Segundo o microbiologista Jason Tetro, conhecido como “O Homem dos Germes”, as fibras têxteis são “superfícies porosas que retêm microrganismos com facilidade”. O especialista explica que qualquer contacto com superfícies contaminadas ou o simples ato de suar pode permitir que os germes fiquem presos nas roupas. Apesar disso, o risco de adoecer apenas por tocar num tecido contaminado é reduzido — o perigo aumenta quando as fibras estão húmidas e o utilizador leva as mãos à boca ou ao nariz.
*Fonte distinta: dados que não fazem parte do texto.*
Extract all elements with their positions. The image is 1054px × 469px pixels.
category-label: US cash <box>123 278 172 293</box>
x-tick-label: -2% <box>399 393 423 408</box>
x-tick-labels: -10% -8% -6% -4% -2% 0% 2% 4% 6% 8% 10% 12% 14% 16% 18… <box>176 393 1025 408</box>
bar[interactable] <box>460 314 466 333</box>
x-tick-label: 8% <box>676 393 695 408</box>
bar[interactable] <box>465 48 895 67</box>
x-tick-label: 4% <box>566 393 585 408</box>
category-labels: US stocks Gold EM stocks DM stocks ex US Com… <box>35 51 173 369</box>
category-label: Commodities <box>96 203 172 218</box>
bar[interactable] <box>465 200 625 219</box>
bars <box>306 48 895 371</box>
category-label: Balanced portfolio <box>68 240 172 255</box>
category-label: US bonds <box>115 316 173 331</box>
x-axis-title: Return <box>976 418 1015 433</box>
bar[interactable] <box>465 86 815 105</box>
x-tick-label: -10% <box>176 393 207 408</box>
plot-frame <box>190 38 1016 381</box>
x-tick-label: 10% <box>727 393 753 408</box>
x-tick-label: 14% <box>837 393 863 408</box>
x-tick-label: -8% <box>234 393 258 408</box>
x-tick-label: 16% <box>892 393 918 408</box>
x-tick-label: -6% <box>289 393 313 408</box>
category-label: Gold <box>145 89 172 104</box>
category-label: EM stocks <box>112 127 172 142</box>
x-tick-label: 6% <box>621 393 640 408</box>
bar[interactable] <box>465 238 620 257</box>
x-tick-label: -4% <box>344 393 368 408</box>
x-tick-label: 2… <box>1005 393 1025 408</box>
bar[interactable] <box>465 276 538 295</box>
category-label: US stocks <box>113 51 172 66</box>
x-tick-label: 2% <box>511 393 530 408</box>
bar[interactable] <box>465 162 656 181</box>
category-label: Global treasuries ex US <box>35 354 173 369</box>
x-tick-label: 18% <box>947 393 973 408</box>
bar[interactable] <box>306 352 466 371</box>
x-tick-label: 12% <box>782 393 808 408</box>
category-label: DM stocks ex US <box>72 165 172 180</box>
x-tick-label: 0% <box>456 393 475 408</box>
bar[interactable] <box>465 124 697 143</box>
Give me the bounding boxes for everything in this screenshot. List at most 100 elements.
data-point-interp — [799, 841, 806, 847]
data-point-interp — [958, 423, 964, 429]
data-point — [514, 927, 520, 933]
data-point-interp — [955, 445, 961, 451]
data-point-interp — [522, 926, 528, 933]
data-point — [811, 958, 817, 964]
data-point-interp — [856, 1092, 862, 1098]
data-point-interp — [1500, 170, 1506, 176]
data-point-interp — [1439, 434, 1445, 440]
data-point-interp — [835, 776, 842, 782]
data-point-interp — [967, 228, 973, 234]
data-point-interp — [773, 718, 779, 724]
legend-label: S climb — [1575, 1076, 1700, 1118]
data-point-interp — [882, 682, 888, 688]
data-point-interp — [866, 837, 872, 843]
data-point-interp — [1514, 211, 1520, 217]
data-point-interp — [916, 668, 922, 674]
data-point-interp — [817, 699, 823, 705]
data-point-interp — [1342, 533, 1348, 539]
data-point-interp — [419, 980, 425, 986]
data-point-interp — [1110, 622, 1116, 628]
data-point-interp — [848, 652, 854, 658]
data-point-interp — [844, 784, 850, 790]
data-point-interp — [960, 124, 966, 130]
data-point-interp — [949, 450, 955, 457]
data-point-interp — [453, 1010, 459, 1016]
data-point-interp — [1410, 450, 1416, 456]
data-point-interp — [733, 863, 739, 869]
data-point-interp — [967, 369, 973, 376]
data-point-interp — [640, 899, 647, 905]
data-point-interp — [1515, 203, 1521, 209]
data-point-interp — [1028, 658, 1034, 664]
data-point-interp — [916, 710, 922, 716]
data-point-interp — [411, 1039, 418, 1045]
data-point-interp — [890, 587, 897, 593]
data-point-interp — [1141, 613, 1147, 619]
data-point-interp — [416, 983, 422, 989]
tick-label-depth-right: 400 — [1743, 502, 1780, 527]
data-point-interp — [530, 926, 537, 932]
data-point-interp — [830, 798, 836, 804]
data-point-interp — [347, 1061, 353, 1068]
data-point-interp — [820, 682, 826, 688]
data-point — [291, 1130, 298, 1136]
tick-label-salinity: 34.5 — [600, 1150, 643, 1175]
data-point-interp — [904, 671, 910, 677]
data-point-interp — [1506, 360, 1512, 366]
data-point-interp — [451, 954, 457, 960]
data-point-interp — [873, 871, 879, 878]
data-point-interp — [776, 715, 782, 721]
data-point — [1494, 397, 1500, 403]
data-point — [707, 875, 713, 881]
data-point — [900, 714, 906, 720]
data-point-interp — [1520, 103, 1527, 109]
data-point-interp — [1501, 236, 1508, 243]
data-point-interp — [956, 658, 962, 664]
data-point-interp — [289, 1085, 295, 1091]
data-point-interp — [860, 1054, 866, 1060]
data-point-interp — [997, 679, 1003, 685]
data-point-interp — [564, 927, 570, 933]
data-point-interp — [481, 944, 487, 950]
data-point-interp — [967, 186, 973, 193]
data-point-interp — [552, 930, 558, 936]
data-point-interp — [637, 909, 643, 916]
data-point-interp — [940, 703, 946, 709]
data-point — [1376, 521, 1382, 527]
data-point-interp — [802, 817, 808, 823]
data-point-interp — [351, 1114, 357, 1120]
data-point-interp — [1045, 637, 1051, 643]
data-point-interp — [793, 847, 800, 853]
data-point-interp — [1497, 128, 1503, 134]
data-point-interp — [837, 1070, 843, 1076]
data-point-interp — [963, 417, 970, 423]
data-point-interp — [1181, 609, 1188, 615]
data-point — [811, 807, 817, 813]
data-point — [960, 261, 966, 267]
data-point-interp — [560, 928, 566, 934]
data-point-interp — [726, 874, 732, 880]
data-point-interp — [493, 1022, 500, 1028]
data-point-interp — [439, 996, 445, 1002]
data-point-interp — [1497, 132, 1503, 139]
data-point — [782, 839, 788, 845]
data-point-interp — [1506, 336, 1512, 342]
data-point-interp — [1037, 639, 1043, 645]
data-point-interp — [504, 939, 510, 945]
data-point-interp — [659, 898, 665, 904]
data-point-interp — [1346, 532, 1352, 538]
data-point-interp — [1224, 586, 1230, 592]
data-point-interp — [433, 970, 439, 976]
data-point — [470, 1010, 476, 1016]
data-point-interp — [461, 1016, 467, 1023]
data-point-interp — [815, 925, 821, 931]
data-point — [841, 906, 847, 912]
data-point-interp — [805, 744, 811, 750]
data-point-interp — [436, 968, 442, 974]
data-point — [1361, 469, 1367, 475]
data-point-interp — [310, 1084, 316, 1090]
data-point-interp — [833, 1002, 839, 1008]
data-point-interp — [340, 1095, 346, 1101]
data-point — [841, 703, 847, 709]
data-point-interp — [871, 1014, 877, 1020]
Alguns microrganismos conseguem sobreviver nos tecidos durante semanas. “Dependendo das condições, bactérias e fungos podem permanecer viáveis por até 90 dias”, afirmou Tetro, acrescentando que os vírus tendem a resistir por períodos mais curtos. No entanto, para que ocorra infeção, é necessária uma quantidade significativa de partículas, o que nem sempre acontece através do vestuário.
Entre os vírus mais persistentes está o norovírus, conhecido por causar gastroenterites e capaz de sobreviver durante um mês em praticamente qualquer condição. É também altamente contagioso, e bastam pequenas quantidades de partículas para provocar doença. A infeciologista Anne Liu, da Stanford Medicine, lembra que este vírus não é eliminado por desinfetantes à base de álcool, ao contrário do que acontece com os vírus respiratórios.
Os especialistas alertam que os tecidos sintéticos, como o poliéster, tendem a reter vírus e bactérias durante mais tempo do que fibras naturais, como algodão ou lã. Isto deve-se à sua composição oleosa, que favorece a adesão e multiplicação de microrganismos na superfície do tecido.
Como lavar e desinfetar corretamente a roupa
Apesar dos riscos, os especialistas garantem que não é preciso entrar em pânico. Lavar a roupa com detergente comum e secá-la a alta temperatura é, em geral, suficiente para eliminar a maioria dos germes. O calor — acima dos 60 graus Celsius — é um aliado eficaz contra micróbios.
Tetro recomenda o uso de detergentes com enzimas, capazes de decompor microrganismos, e o especialista em lavandaria Patric Richardson sugere adicionar lixívia à base de oxigénio, que liberta peróxido de hidrogénio quando misturada com água. Além disso, é aconselhável limpar o tambor da máquina de lavar uma vez por mês com água quente e desinfetante, e usar ferro ou vaporizador em roupas que não possam ser lavadas a alta temperatura.
Higiene e prevenção continuam a ser essenciais
Os especialistas recordam ainda a importância de práticas básicas de prevenção, como o uso de máscara quando se está doente, a lavagem frequente das mãos e a limpeza regular de superfícies de contacto. Medidas simples que continuam a ser eficazes para travar a propagação de vírus, mesmo fora da época de gripes e constipações.